“The Legacy of The New Dance Group”
Choreography by Jane Dudley, Sophie Maslow, Anna Sokolow and Talley Beatty
Coolidge Auditorium
The Library of Congress
Washington, DC
April 19, 2019
by George Jackson
copyright 2019 by George Jackson
Seldom anymore do we get to see live performances of historic modern dance or, as it is called with loving irony, of “old modern”. Once upon a time, it constituted a successful revolution, or at least a fashion. That was from the 1920s into the 1960s, and not only in America. Shown on Friday evening at The Library of Congress were half a dozen works of choreography from the past – one from 1934 and the others from the 1940s. All were solos, five of them danced by women and one by a man. The four original makers of these works had all experienced contact with Martha Graham (1894 – 1991), an exception in the sea of modern dance forgetfulness. The importance of the torso was apparent in all the dances. That central portion of human anatomy was subject to tensions almost constantly as it stretched and arched or coiled or was held ready. This charged torso defined the dancing as acts of willpower and emotion. Supplementary were the dancer’s arms and legs. Often the arms and hands were very mobile, wrapping and unwrapping themselves around the torso, but they could also remain like oars at rest. The legs and feet moved the body from place to place in space yet seldom called attention to themselves as they do in ballet. What of the head and face?

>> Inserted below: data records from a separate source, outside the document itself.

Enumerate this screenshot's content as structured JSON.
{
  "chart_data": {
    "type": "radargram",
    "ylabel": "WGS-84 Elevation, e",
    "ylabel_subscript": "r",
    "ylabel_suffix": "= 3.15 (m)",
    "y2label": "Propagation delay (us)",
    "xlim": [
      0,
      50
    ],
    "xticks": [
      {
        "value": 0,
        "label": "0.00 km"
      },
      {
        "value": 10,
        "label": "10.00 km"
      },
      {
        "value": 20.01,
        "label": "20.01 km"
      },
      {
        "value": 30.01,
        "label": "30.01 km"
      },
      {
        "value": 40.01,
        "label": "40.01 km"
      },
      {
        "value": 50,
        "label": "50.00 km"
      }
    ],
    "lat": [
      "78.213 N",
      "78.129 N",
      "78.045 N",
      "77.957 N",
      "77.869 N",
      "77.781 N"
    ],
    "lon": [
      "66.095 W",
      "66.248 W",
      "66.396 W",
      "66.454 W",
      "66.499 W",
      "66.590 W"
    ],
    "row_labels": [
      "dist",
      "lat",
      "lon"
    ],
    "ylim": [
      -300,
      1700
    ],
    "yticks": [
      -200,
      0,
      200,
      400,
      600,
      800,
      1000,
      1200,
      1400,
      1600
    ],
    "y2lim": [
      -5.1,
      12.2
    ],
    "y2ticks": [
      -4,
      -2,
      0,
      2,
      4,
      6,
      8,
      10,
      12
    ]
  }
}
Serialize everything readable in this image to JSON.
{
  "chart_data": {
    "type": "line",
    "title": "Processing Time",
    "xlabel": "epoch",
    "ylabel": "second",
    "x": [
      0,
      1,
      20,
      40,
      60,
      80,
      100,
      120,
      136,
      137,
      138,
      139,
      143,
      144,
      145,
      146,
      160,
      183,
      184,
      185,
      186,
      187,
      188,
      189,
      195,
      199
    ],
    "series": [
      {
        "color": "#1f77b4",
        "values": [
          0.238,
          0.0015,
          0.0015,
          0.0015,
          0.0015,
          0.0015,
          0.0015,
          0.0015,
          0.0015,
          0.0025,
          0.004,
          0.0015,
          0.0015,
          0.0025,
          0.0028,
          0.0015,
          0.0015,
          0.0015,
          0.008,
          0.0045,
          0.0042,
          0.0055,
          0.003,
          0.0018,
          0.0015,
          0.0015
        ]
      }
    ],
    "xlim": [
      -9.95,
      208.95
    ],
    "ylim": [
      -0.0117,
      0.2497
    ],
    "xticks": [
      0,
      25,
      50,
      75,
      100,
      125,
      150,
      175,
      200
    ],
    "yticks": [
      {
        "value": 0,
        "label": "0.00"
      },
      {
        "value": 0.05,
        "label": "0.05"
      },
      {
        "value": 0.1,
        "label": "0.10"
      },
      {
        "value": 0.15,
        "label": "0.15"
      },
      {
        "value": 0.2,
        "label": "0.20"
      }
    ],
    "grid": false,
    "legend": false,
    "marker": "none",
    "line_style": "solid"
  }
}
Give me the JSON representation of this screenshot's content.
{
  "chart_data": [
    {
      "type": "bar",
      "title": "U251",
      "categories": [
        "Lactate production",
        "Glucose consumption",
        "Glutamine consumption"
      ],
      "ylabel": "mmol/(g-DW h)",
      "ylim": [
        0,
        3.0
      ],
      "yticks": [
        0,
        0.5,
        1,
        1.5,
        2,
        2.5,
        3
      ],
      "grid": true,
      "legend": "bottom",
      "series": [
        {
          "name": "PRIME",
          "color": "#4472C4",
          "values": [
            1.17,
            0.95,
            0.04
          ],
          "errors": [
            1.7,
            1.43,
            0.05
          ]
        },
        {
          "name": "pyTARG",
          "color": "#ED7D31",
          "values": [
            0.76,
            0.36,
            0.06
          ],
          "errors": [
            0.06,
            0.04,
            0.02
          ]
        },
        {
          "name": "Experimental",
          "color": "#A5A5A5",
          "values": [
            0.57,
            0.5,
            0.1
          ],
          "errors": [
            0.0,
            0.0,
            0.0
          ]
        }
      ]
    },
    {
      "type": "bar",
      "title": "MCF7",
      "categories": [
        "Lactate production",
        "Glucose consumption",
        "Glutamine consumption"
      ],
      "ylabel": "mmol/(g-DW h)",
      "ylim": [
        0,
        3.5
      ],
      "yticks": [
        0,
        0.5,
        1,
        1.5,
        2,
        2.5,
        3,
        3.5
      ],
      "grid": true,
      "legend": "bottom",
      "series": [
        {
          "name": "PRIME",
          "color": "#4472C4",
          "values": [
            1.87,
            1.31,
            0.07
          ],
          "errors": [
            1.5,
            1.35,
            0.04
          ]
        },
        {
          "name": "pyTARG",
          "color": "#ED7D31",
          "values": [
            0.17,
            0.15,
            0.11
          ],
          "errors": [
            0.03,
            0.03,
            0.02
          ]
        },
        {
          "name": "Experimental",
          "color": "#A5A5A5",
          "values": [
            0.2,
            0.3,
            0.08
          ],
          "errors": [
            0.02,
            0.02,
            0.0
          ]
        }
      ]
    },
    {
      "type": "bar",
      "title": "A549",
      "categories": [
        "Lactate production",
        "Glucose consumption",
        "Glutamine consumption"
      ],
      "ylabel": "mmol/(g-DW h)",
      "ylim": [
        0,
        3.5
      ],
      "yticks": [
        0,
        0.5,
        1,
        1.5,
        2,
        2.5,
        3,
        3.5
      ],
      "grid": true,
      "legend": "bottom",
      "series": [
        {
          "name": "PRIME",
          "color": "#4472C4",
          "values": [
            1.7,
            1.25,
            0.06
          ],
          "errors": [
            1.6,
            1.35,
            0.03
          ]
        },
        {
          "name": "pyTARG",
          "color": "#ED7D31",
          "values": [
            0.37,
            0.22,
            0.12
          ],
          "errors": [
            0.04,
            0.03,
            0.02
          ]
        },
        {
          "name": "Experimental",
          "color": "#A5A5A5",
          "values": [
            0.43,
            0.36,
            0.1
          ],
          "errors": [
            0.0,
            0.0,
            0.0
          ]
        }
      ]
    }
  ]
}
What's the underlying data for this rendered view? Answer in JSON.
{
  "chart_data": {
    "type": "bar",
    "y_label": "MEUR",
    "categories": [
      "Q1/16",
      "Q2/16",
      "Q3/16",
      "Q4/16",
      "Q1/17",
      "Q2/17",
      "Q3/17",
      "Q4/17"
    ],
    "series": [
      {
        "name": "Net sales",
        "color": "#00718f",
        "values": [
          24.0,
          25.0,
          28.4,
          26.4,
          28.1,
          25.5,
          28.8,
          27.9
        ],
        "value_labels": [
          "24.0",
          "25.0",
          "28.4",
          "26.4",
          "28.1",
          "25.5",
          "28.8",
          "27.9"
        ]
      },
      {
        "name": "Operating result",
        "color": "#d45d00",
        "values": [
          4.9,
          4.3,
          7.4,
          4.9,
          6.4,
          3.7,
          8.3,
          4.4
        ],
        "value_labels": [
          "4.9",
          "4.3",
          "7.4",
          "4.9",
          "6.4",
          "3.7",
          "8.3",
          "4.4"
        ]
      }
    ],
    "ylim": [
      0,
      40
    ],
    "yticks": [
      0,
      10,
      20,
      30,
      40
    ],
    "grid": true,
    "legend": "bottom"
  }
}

Carriage of the head could be in free harmony with that of the torso or in counterpoint. Some facial expressions punctuated those of the total body but the head could also ride thoughtfully bent over the body in a state of self observation. Jane Dudley’s earnest, 1934 “Time Is Money” was the program’s first dance solo. Erica Dankmeyer danced it proudly, not to music but in part to the reading of a Sol Funaroff poem. The serious mood did not abate with Jennifer Conley’s rendition of two “Dust Bowl Ballads” – “I Ain’t Got No Home” and “Dusty Old Gold” by Sophie Maslow. Anna Sokolow’s “Kaddish” to the Maurice Ravel music could be a prayer of thanksgiving or a prayer of mourning for the dead. Samantha Geracht’s dancing alluded to both options. Determination was infused into the stamping steps, torso assertions and mockery of Dudley’s “Cante Flamenco” by Sandra Kaufmann. Talley Beatty’s “Mourner’s Bench”, performed by Clarence Brooks, seemed an athletic variation on Graham’s “Lamentation” and also of Rosalia Chladek’s “Totengeleite / Funeral Cortege”. Except for “Mourner’s Bench”, the other five of this evening’s six dances had a neatness and care that I suspect was not apparent in the the originals. Formerly, did all exude a bruised power?
A panel discussion followed the dancing. It was moderated by Ellen Graff, a former Graham dancer and currently of the Martha Graham Dance Company’s faculty, who had also introduced the dances. The audience did not want the program to end and kept commenting and asking questions.